China Confirms Vice Premier Liu Will Visit the U.S. From Jan. 30

(Bloomberg) -- China’s chief trade negotiator is headed back to the U.S. at the end of the month for the next round of talks, the Chinese government confirmed.

"At the invitation from U.S. Treasury Secretary Steven Mnuchin and U.S. Trade Representative Robert Lighthizer, Vice Premier Liu He will visit the U.S. on Jan 30 to Jan 31 for trade negotiations," Ministry of Commerce Spokesman Gao Feng told reporters in Beijing on Thursday. " They will work together to further implement the important consensus reached by the two state leaders. "

Liu is a top economic aide to President Xi Jinping and is in charge of the talks with the U.S. This would be his second trip to Washington to talk trade, after he appeared to reach an agreement in May, only for Trump to back away from it. This time, Liu travels to Washington with a more challenging domestic economic backdrop which makes it even more pressing to strike a deal.

On top of the uncertainty generated by the trade war, recent economic data has been poor, with worsening factory sentiment, deflation risks and falling exports. Authorities have responded with various stimulus measures, but those may prove insufficient to brake the slowdown at a time when international conditions are also deteriorating.
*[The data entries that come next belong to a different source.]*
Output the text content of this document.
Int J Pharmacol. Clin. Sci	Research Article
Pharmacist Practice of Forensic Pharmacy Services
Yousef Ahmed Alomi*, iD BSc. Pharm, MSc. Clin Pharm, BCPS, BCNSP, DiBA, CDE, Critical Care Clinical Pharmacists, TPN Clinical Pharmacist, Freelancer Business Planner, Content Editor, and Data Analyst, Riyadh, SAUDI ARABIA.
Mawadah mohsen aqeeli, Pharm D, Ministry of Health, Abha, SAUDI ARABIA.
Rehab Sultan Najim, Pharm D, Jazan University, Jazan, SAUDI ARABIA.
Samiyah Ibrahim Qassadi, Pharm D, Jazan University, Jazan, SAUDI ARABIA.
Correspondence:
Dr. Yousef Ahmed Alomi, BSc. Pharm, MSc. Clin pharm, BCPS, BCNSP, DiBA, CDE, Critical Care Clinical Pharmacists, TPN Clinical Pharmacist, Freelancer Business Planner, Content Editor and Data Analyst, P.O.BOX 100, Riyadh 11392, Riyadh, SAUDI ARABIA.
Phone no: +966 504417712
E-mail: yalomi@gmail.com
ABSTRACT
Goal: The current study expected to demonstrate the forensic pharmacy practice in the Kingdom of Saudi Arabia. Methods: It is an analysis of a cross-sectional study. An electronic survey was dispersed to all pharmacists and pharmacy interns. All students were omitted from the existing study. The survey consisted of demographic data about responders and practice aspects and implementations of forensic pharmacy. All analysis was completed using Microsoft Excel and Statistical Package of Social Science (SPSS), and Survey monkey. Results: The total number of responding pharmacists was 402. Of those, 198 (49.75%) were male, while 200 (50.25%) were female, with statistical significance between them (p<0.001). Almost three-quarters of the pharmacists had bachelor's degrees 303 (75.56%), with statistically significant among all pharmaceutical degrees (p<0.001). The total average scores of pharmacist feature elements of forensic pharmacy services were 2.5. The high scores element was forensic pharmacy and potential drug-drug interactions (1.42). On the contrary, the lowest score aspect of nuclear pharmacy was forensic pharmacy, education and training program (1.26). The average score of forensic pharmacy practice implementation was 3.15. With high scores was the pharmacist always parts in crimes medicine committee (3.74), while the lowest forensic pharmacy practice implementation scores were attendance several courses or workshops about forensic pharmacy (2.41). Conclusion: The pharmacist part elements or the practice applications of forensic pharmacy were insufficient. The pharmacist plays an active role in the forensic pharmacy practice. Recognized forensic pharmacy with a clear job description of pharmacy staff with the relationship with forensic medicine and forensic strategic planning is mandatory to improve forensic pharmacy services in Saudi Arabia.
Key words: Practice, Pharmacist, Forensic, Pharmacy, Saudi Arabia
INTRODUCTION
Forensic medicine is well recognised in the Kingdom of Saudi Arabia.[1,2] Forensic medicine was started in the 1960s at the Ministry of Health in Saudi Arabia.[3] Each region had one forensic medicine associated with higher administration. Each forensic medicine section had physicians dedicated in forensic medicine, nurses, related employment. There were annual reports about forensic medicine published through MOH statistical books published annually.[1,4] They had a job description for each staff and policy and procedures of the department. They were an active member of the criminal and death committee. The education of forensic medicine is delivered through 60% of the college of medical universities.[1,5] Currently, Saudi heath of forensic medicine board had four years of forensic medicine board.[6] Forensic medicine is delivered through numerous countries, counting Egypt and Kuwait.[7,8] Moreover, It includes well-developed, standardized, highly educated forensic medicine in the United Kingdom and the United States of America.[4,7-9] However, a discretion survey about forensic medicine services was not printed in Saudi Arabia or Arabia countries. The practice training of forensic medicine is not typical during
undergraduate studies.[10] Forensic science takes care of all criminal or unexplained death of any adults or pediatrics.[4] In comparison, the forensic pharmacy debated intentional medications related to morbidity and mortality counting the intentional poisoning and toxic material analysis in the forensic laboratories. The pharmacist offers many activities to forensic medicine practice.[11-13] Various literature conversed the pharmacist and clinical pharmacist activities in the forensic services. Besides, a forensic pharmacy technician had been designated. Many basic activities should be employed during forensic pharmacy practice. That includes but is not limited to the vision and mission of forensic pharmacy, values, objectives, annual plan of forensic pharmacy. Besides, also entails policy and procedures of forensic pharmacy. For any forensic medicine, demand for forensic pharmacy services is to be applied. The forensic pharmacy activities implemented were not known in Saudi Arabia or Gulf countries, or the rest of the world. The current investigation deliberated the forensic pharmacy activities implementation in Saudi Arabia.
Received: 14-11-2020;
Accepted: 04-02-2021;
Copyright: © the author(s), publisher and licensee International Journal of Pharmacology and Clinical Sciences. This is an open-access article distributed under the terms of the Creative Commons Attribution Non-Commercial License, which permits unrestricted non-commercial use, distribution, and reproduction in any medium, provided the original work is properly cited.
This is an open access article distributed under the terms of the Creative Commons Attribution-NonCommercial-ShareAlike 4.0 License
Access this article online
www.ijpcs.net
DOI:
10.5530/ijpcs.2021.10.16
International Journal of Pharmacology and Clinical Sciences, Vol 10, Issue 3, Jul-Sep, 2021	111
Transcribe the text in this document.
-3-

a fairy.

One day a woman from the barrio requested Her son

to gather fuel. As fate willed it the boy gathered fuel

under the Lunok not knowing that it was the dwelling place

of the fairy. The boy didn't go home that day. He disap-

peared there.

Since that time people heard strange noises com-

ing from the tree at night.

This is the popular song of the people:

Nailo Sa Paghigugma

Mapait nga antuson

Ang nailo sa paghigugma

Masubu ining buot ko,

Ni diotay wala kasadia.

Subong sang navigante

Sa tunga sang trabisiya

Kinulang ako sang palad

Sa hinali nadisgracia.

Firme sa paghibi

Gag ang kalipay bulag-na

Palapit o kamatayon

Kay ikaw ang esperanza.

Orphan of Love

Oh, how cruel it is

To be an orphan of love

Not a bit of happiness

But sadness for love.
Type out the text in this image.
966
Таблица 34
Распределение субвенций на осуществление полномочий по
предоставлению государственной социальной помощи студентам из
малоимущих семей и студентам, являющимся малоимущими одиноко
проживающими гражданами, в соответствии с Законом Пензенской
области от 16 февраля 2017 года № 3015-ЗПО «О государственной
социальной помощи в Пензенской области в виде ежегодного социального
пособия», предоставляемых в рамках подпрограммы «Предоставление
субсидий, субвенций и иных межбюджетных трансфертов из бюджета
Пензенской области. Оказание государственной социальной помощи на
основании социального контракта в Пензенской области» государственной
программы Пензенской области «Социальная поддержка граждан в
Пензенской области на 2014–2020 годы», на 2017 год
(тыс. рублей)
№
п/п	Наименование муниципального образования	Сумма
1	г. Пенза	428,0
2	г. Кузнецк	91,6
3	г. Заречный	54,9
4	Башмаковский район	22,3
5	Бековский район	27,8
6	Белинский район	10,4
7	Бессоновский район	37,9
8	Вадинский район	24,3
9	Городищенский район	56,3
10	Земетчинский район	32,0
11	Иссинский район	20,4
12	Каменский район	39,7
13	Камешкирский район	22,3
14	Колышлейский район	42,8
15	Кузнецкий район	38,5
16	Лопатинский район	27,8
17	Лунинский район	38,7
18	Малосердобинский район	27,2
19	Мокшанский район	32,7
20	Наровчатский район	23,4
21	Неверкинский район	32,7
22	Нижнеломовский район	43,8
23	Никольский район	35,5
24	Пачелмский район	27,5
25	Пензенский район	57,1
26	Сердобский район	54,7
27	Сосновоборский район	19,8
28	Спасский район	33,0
The decline in December’s exports was due to slowing global demand, the comparison with strong results a year ago and fading front-loading effects, Gao said, talking about exporters shipping products early to avoid being hit with higher U.S. tariffs.

Huawei probe supports U.S. case that company is a threat

A day after it was reported that the U.S. is investigating China’s Huawei Technologies Co., Gao re-iterated that the world’s two largest economies are deeply intertwined.

“China’s technological advancement is not a threat to the world,” he said in response to a question about Western nations limiting purchases of Chinese-made tech equipment. Developed nations should be more open to the China’s equipment, instead of making accusations based on hearsay that they are unsafe, Gao said.

"Recently some nations said that Chinese technology products are threats and contain security risks. Those are circumstantial, groundless accusations against Chinese companies and products," Gao said.